I won’t say that theism gives nothing to people. Indeed, some people’s lives are so sad that without a belief in something else they’d be suicidal; or in some cases homicidal. But that doesn’t take away from the fact that all things lose meaning in a religious worldview. If God is omnipotent, than this creation really isn’t all that spectacular; in fact, if this is the best a perfect being can do, I’m not impressed. If one believes in heaven and hell, this life means nothing and they might want to spend their every breath working on getting into heaven, and worry less about careers and frivolities.

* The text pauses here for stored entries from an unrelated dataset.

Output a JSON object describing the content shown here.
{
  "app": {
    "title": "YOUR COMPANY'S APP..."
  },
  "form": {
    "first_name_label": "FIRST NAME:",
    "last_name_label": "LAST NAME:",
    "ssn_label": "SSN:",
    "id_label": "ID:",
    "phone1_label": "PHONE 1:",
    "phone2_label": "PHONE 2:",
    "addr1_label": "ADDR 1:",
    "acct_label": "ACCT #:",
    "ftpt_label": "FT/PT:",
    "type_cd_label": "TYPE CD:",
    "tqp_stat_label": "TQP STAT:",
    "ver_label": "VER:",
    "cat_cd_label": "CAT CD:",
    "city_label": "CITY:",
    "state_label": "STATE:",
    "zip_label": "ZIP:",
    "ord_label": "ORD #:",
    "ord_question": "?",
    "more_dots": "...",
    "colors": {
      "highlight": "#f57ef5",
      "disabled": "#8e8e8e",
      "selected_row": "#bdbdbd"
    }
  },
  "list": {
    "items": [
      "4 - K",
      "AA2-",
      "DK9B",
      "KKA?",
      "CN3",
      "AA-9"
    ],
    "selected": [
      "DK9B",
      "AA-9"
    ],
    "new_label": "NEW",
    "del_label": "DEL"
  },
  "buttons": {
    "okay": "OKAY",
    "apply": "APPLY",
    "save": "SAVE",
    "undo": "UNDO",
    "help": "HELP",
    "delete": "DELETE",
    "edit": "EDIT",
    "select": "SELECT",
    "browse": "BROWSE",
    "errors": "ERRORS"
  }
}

Many people agree that atheism makes sense, that it’s rational, and end up more or less admitting that they’d be one save for the fact that they are afraid. They’re afraid of their lives and their suffering having no meaning. It takes time, but as an atheist you eventually come to understand that your life does have meaning, and suffering becomes a passing thing when hope on this world is what you start to reach for. And death. People fear, more than anything, death. I sat with this idea for a while, and through my ruminations I came to have a sort of peace with my eventual demise. But this past Spring I came across a quote by Mark Twain that has completely erased a fear of death from my mind and truly given me full peace as an atheist. He says, “I do not fear death. I had been dead for billions and billions of years before I was born, and had not suffered the slightest inconvenience from it.” Truest words that I cannot hope to expand upon.

What is love anyway on Earth, if your true perfect existence will be decided in heaven anyway? Questions like, what’s the use? and why are we here? become big issues. I’ve never had to worry about that. We’re here because our parents decided to get it on. Life is here because of extraordinary chemical processes. It’s simpler than you think, yet more astounding than you can imagine. A theistic life seems rather sad to me, when one breaks it down. Life becomes less precious, love stale and worthless, sensation useless. For me, life is everything, sensations hold the possibility of being my last, and love is in the moment and precious, immediate yet fleeting.

If you’re afraid of examining your beliefs, please, don’t be. There are resources out there for the contemporary atheist. There are communities. There are likeminded individuals who’ve been through, or are going through, the exact same thing. Take the time, investigate. It’s not as scary as you think.